The case of Pascal is an interesting comparison because Kierkegaard’s disciples try to enhance his reputation with the reflection of the French philosophers luster. In their irrationalism these disciples stress decisions in opposition to conclusions – they speak of a wager, as Brunner in particularly does (and of course referring to Pascal’s wager), and for other reasons claim Pascal as a kindred spirit. You all know what Pascal’s wager is, don’t you? Do you? Good. You ought to. But the difference between Kierkegaard and Brunner on the one hand and Pascal on the other, is rather enormous.

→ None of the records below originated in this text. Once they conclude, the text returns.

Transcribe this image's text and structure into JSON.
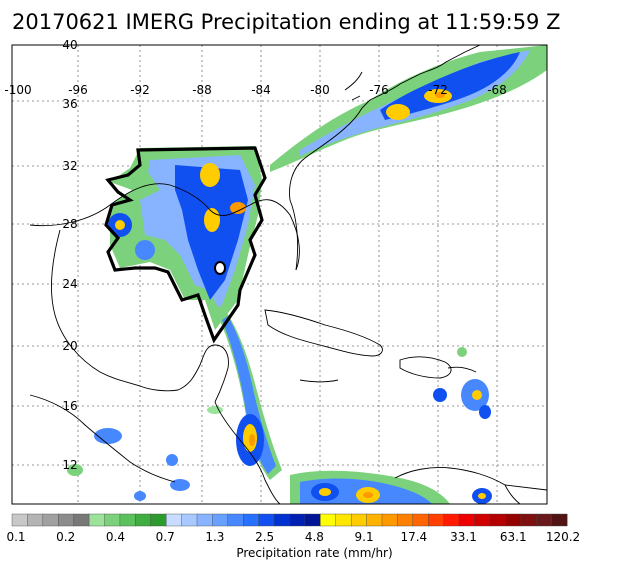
{
  "title": "20170621 IMERG Precipitation ending at 11:59:59 Z",
  "map": {
    "lon_labels": [
      "-100",
      "-96",
      "-92",
      "-88",
      "-84",
      "-80",
      "-76",
      "-72",
      "-68"
    ],
    "lat_labels": [
      "40",
      "36",
      "32",
      "28",
      "24",
      "20",
      "16",
      "12"
    ],
    "lon_range": [
      -100,
      -66
    ],
    "lat_range": [
      10,
      40
    ]
  },
  "colorbar": {
    "title": "Precipitation rate (mm/hr)",
    "labels": [
      "0.1",
      "0.2",
      "0.4",
      "0.7",
      "1.3",
      "2.5",
      "4.8",
      "9.1",
      "17.4",
      "33.1",
      "63.1",
      "120.2"
    ],
    "colors": [
      "#c8c8c8",
      "#b4b4b4",
      "#a0a0a0",
      "#8c8c8c",
      "#787878",
      "#9be39b",
      "#7cd27c",
      "#5cc05c",
      "#40ad40",
      "#2d9a2d",
      "#c8dcff",
      "#a8c8ff",
      "#88b4ff",
      "#68a0ff",
      "#4888ff",
      "#2870ff",
      "#1050f0",
      "#0032d2",
      "#0020b4",
      "#001696",
      "#ffff00",
      "#ffe600",
      "#ffcc00",
      "#ffb300",
      "#ff9900",
      "#ff7f00",
      "#ff6600",
      "#ff4000",
      "#ff1a00",
      "#ee0000",
      "#d00000",
      "#b40000",
      "#960000",
      "#801010",
      "#6a1a1a",
      "#501414"
    ]
  }
}
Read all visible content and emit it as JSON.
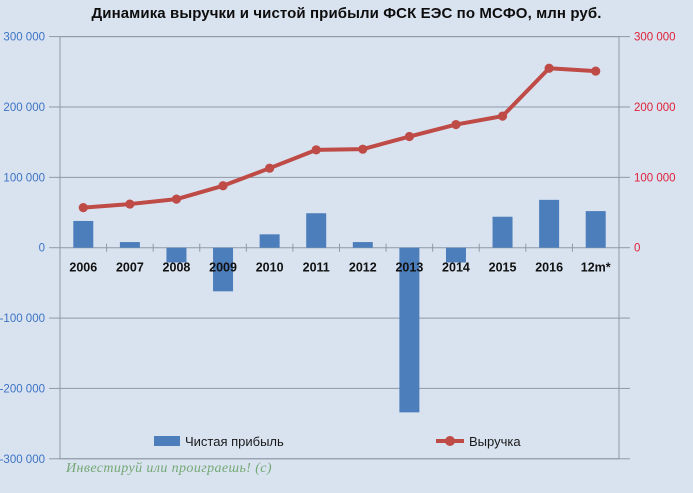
{
  "title": "Динамика выручки и чистой прибыли ФСК ЕЭС по МСФО, млн руб.",
  "watermark": "Инвестируй или проиграешь! (с)",
  "colors": {
    "background": "#d9e3f0",
    "plot_line": "#8e99a6",
    "bar": "#4d7ebc",
    "line": "#bf4b47",
    "left_axis_label": "#3d73c4",
    "right_axis_label": "#e02039",
    "text": "#111111",
    "watermark": "#74a874"
  },
  "chart_data": {
    "type": "bar+line",
    "title": "Динамика выручки и чистой прибыли ФСК ЕЭС по МСФО, млн руб.",
    "ylabel": "млн руб.",
    "categories": [
      "2006",
      "2007",
      "2008",
      "2009",
      "2010",
      "2011",
      "2012",
      "2013",
      "2014",
      "2015",
      "2016",
      "12m*"
    ],
    "series": [
      {
        "name": "Чистая прибыль",
        "type": "bar",
        "color": "#4d7ebc",
        "values": [
          38000,
          8000,
          -21000,
          -62000,
          19000,
          49000,
          8000,
          -234000,
          -21000,
          44000,
          68000,
          52000
        ]
      },
      {
        "name": "Выручка",
        "type": "line",
        "color": "#bf4b47",
        "values": [
          57000,
          62000,
          69000,
          88000,
          113000,
          139000,
          140000,
          158000,
          175000,
          187000,
          255000,
          251000
        ]
      }
    ],
    "left_axis": {
      "min": -300000,
      "max": 300000,
      "step": 100000,
      "tick_labels": [
        "300 000",
        "200 000",
        "100 000",
        "0",
        "-100 000",
        "-200 000",
        "-300 000"
      ],
      "color": "#3d73c4"
    },
    "right_axis": {
      "tick_values": [
        300000,
        200000,
        100000,
        0
      ],
      "tick_labels": [
        "300 000",
        "200 000",
        "100 000",
        "0"
      ],
      "color": "#e02039"
    },
    "grid": true,
    "legend_position": "bottom-inside"
  },
  "legend": {
    "net_profit_label": "Чистая прибыль",
    "revenue_label": "Выручка"
  }
}
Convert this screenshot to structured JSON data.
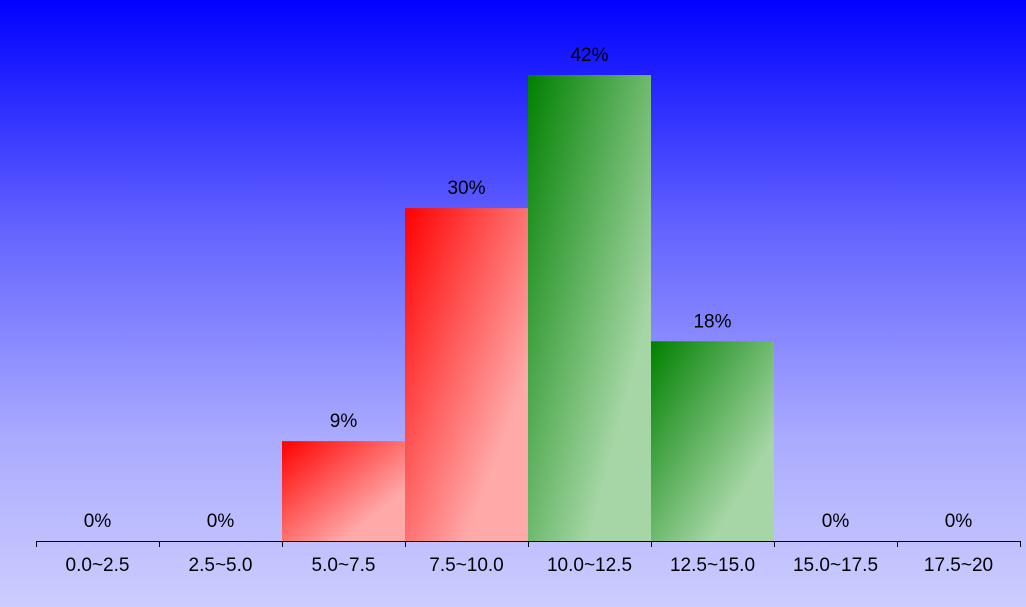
{
  "chart_data": {
    "type": "bar",
    "title": "",
    "xlabel": "",
    "ylabel": "",
    "categories": [
      "0.0~2.5",
      "2.5~5.0",
      "5.0~7.5",
      "7.5~10.0",
      "10.0~12.5",
      "12.5~15.0",
      "15.0~17.5",
      "17.5~20"
    ],
    "values": [
      0,
      0,
      9,
      30,
      42,
      18,
      0,
      0
    ],
    "value_labels": [
      "0%",
      "0%",
      "9%",
      "30%",
      "42%",
      "18%",
      "0%",
      "0%"
    ],
    "unit": "%",
    "ylim": [
      0,
      42
    ],
    "grid": false,
    "legend": "none",
    "bar_colors": [
      "#ff0000",
      "#ff0000",
      "#ff0000",
      "#ff0000",
      "#008000",
      "#008000",
      "#008000",
      "#008000"
    ],
    "background_colors": [
      "#0000ff",
      "#cdcdff"
    ]
  }
}
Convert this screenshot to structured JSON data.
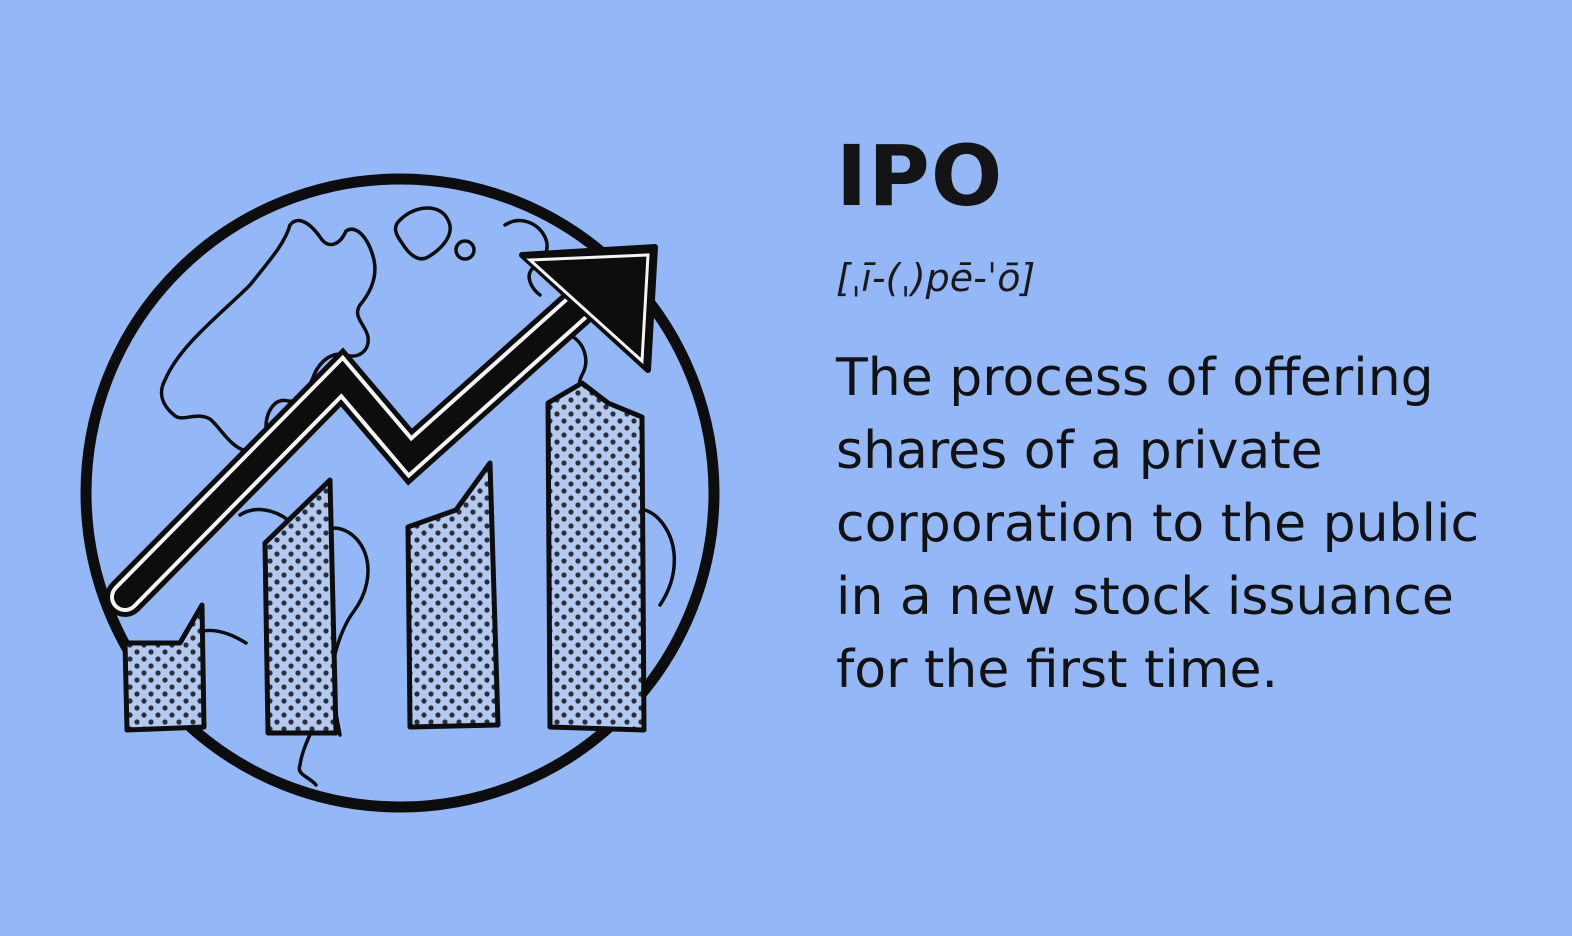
{
  "term": "IPO",
  "pronunciation": "[ˌī-(ˌ)pē-ˈō]",
  "definition": "The process of offering shares of a private corporation to the public in a new stock issuance for the first time.",
  "colors": {
    "background": "#94b8f7",
    "ink": "#141414",
    "bar_fill": "#b3c9f0"
  },
  "icons": [
    "globe-icon",
    "rising-arrow-icon",
    "bar-chart-icon"
  ]
}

Pascal’s wager was a mathematical calculation of odds, such as gamblers use. If you win two cents for tossing a head, and lose only one cent for tossing a tail, you should by all means gamble. It is hardly a gamble at all, for you are sure to win in the long run. Since there are just two possibilities, you will win half the time and lose half the time. But since when you win, you win twice as much, well it’s pretty obvious, is it not? Now Pascal’s wager was equally mathematical, but the odds were infinitely better. Either there is a god or there is not – just like heads and tails. But instead of winning two cents and losing one cent; if you bet on god, and win, you win infinitely. While if you lose, you lose nothing. Conversely if you bet against god, and win, you win nothing, but if you lose, you lose eternal life. In his wager, Pascal offers objective mathematical chance. The odds can be calculated. There’s nothing irrational. The object of faith is also definite, mainly god. In particular Pascal does not ask us to believe two contradictory propositions at the same time. Pascal and Kierkegaard are poles apart.